This article shows you how to find duplicates in data and remove the duplicates using the Pandas Python functions.
In this article, we have taken a dataset of the population of different states in the United States, which is available in a .csv file format. We will read the .csv file to show the original content of this file, as follows:
df_state = pd.read_csv("C:/Users/DELL/Desktop/population_ds.csv")
print(df_state)
In the following screenshot, you can see the duplicate content of this file:
Identifying Duplicates in Pandas Python
It is necessary to determine whether the data you are using has duplicated rows. To check for data duplication, you can use any of the methods covered in the following sections.
Method 1:
Read the csv file and pass it into the data frame. Then, identify the duplicate rows using the duplicated() function. Finally, use the print statement to display the duplicate rows.

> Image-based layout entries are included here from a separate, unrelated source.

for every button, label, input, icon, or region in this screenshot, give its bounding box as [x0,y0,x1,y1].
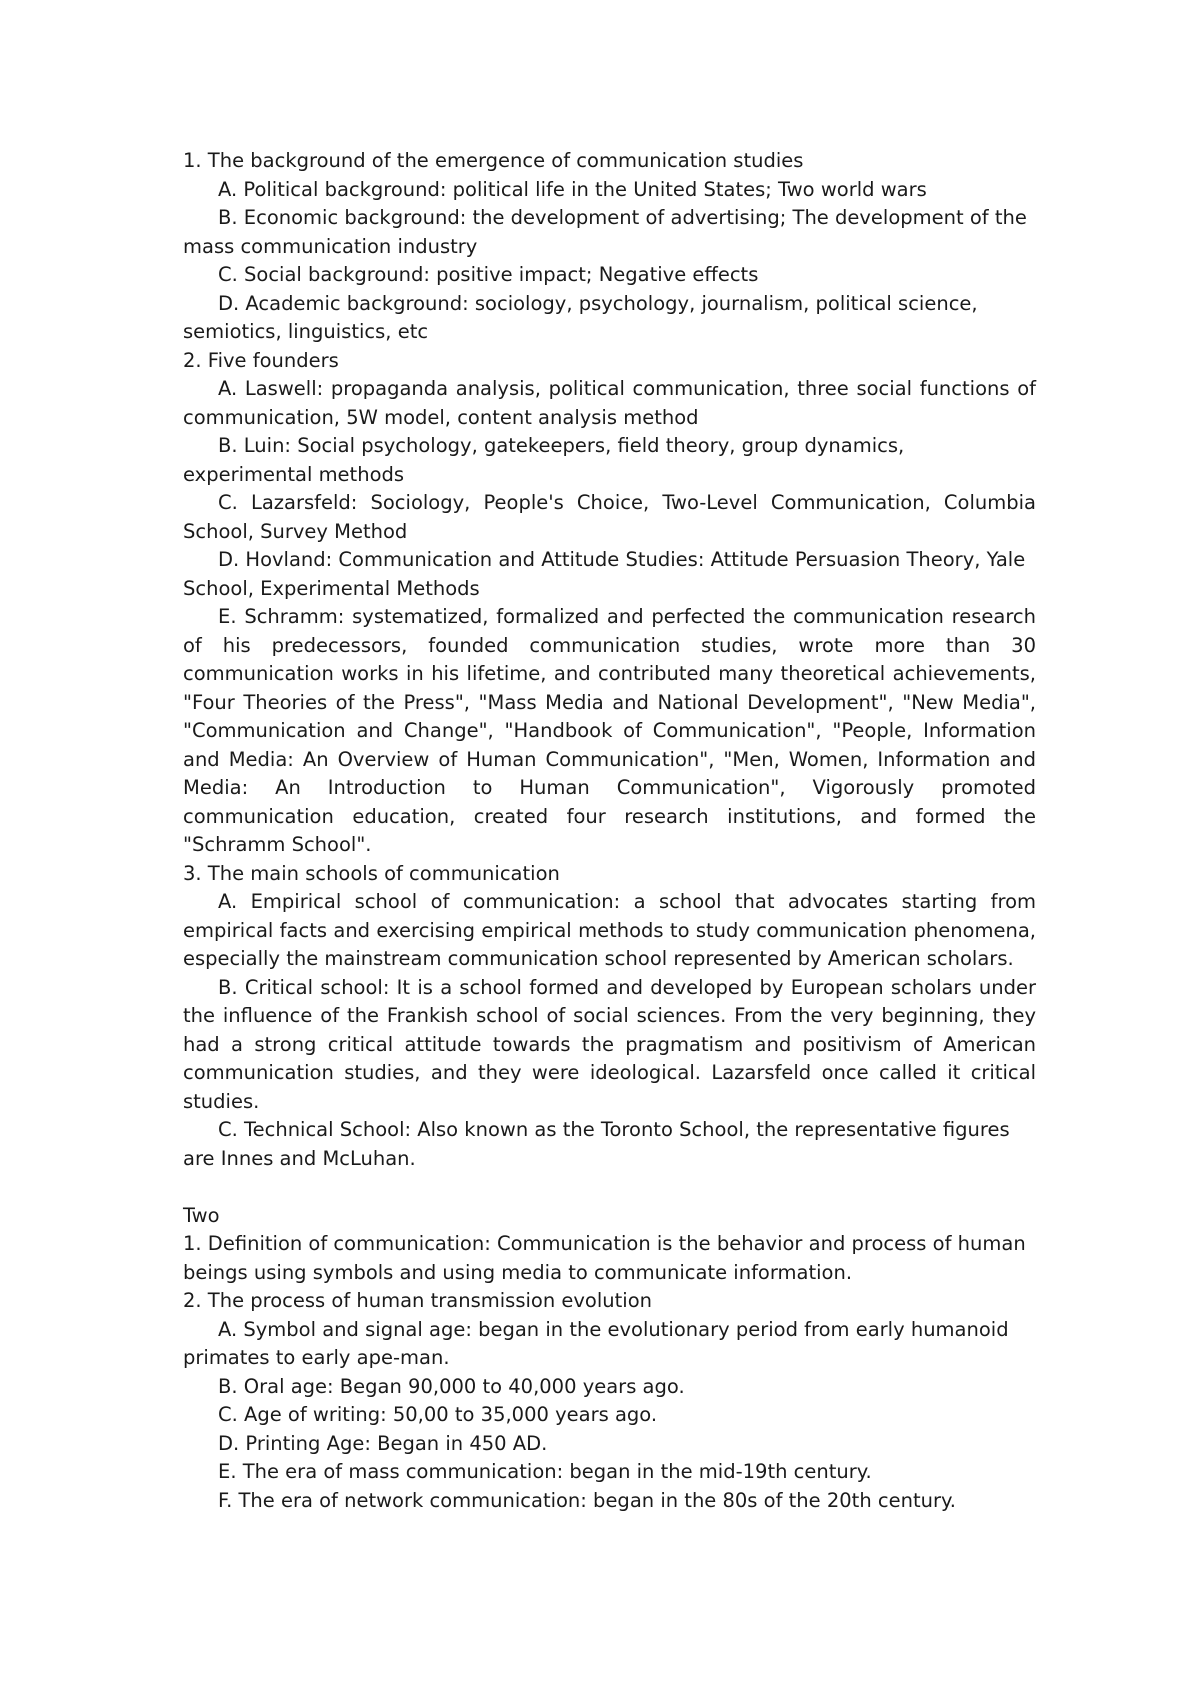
document-page [183,147,1036,1515]
heading-five-founders: 2. Five founders [183,348,339,372]
item-empirical-school: A. Empirical school of communication: a school that advocates starting from empirical facts and exercising empirical methods to study communication phenomena, especially the mainstream communication school represented by American scholars. [183,890,1036,970]
item-luin: B. Luin: Social psychology, gatekeepers, field theory, group dynamics, experimental methods [183,434,905,486]
section-two-title: Two [183,1203,220,1227]
item-printing-age: D. Printing Age: Began in 450 AD. [218,1431,548,1455]
item-schramm: E. Schramm: systematized, formalized and perfected the communication research of his predecessors, founded communication studies, wrote more than 30 communication works in his lifetime, and contributed many theoretical achievements, "Four Theories of the Press", "Mass Media and National Development", "New Media", "Communication and Change", "Handbook of Communication", "People, Information and Media: An Overview of Human Communication", "Men, Women, Information and Media: An Introduction to Human Communication", Vigorously promoted communication education, created four research institutions, and formed the "Schramm School". [183,605,1036,856]
heading-main-schools: 3. The main schools of communication [183,861,560,885]
item-critical-school: B. Critical school: It is a school formed and developed by European scholars under the influence of the Frankish school of social sciences. From the very beginning, they had a strong critical attitude towards the pragmatism and positivism of American communication studies, and they were ideological. Lazarsfeld once called it critical studies. [183,975,1036,1113]
item-mass-communication-era: E. The era of mass communication: began in the mid-19th century. [218,1460,872,1483]
definition-of-communication: 1. Definition of communication: Communication is the behavior and process of human beings using symbols and using media to communicate information. [183,1232,1026,1284]
heading-transmission-evolution: 2. The process of human transmission evolution [183,1289,652,1312]
heading-background: 1. The background of the emergence of communication studies [183,149,804,172]
item-lazarsfeld: C. Lazarsfeld: Sociology, People's Choice, Two-Level Communication, Columbia School, Survey Method [183,491,1036,543]
item-age-of-writing: C. Age of writing: 50,00 to 35,000 years ago. [218,1403,658,1426]
item-academic-background: D. Academic background: sociology, psychology, journalism, political science, semiotics, linguistics, etc [183,291,978,343]
item-hovland: D. Hovland: Communication and Attitude Studies: Attitude Persuasion Theory, Yale School, Experimental Methods [183,548,1026,600]
item-laswell: A. Laswell: propaganda analysis, political communication, three social functions of communication, 5W model, content analysis method [183,377,1036,429]
item-network-communication-era: F. The era of network communication: began in the 80s of the 20th century. [218,1488,956,1512]
item-oral-age: B. Oral age: Began 90,000 to 40,000 years ago. [218,1374,685,1398]
blank-line [183,1173,1036,1202]
item-social-background: C. Social background: positive impact; Negative effects [218,263,759,286]
item-economic-background: B. Economic background: the development of advertising; The development of the mass communication industry [183,206,1027,258]
item-technical-school: C. Technical School: Also known as the Toronto School, the representative figures are Innes and McLuhan. [183,1118,1010,1170]
item-political-background: A. Political background: political life in the United States; Two world wars [218,177,927,201]
item-symbol-signal-age: A. Symbol and signal age: began in the evolutionary period from early humanoid primates to early ape-man. [183,1317,1009,1369]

df_state = pd.read_csv("C:/Users/DELL/Desktop/population_ds.csv")
Dup_Rows = df_state[df_state.duplicated()]
print("\n\nDuplicate Rows : \n {}".format(Dup_Rows))
Method 2:
Using this method, the is_duplicated column will be added to the end of the table and marked as ‘True’ in the case of duplicated rows.
df_state = pd.read_csv("C:/Users/DELL/Desktop/population_ds.csv")

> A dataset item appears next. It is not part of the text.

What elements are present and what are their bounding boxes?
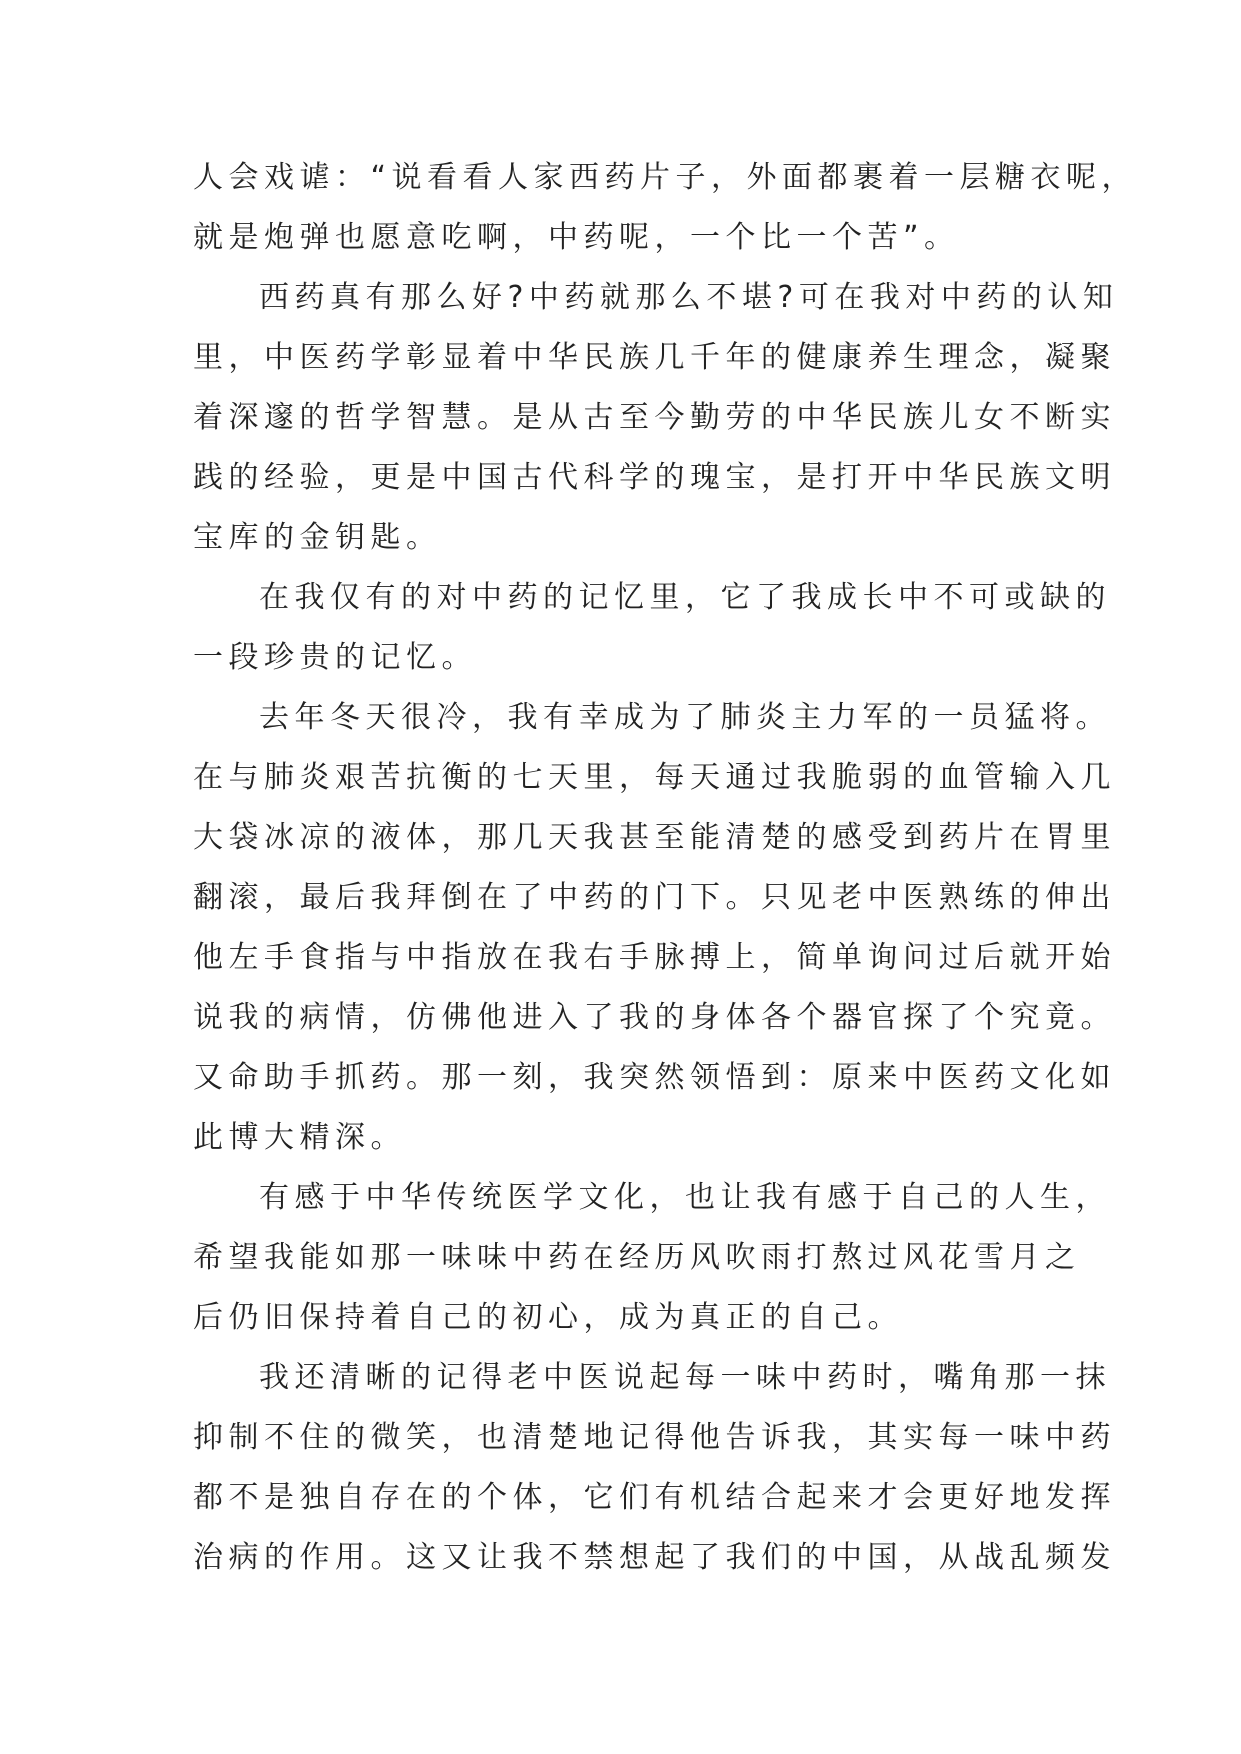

df_state["is_duplicate"] = df_state.duplicated()
print("\n {}".format(df_state))
Dropping Duplicates in Pandas Python
Duplicated rows can be removed from your data frame using the following syntax:
drop_duplicates(subset=’’, keep=’’, inplace=False)
The above three parameters are optional and are explained in greater detail below:
keep: this parameter has three different values: First, Last and False. The First value keeps the first occurrence and removes subsequent duplicates, the Last value keeps only the last occurrence and removes all previous duplicates, and the False value removes all duplicated rows.
subset: label used to identify the duplicated rows
inplace: contains two conditions: True and False. This parameter will remove duplicated rows if it is set to True.
Remove Duplicates Keeping Only the First Occurrence
When you use “keep=first,” only the first row occurrence will be kept, and all other duplicates will be removed.
Example
In this example, only the first row will be kept, and the remaining duplicates will be deleted:
df_state = pd.read_csv("C:/Users/DELL/Desktop/population_ds.csv")
Dup_Rows = df_state[df_state.duplicated()]
print("\n\nDuplicate Rows : \n {}".format(Dup_Rows))
DF_RM_DUP = df_state.drop_duplicates(keep='first')
print('\n\nResult DataFrame after duplicate removal :\n', DF_RM_DUP.head(n=5))
In the following screenshot, the retained first row occurrence is highlighted in red and the remaining duplications are removed:
Remove Duplicates Keeping Only the Last Occurrence
When you use “keep=last,” all duplicate rows except the last occurrence will be removed.
Example
In the following example, all duplicated rows are removed except only the last occurrence.
df_state = pd.read_csv("C:/Users/DELL/Desktop/population_ds.csv")
Dup_Rows = df_state[df_state.duplicated()]
print("\n\nDuplicate Rows : \n {}".format(Dup_Rows))
DF_RM_DUP = df_state.drop_duplicates(keep='last')
print('\n\nResult DataFrame after duplicate removal :\n', DF_RM_DUP.head(n=5))
In the following image, the duplicates are removed and only the last row occurrence is kept:
Remove All Duplicate Rows
To remove all duplicate rows from a table, set “keep=False,” as follows:
df_state = pd.read_csv("C:/Users/DELL/Desktop/population_ds.csv")
Dup_Rows = df_state[df_state.duplicated()]
print("\n\nDuplicate Rows : \n {}".format(Dup_Rows))
DF_RM_DUP = df_state.drop_duplicates(keep=False)
print('\n\nResult DataFrame after duplicate removal :\n', DF_RM_DUP.head(n=5))
As you can see in the following image, all duplicates are removed from the data frame:
Remove Related Duplicates from a Specified Column
By default, the function checks for all duplicated rows from all the columns in the given data frame. But, you can also specify the column name by using the subset parameter.
Example
In the following example, all related duplicates are removed from the ‘States’ column.
df_state = pd.read_csv("C:/Users/DELL/Desktop/population_ds.csv")
Dup_Rows = df_state[df_state.duplicated()]
print("\n\nDuplicate Rows : \n {}".format(Dup_Rows))
DF_RM_DUP = df_state.drop_duplicates(subset='State')
print('\n\nResult DataFrame after duplicate removal :\n', DF_RM_DUP.head(n=6))
Conclusion
This article showed you how to remove duplicated rows from a data frame using the drop_duplicates() function in Pandas Python. You can also clear your data of duplication or redundancy using this function. The article also showed you how to identify any duplicates in your data frame.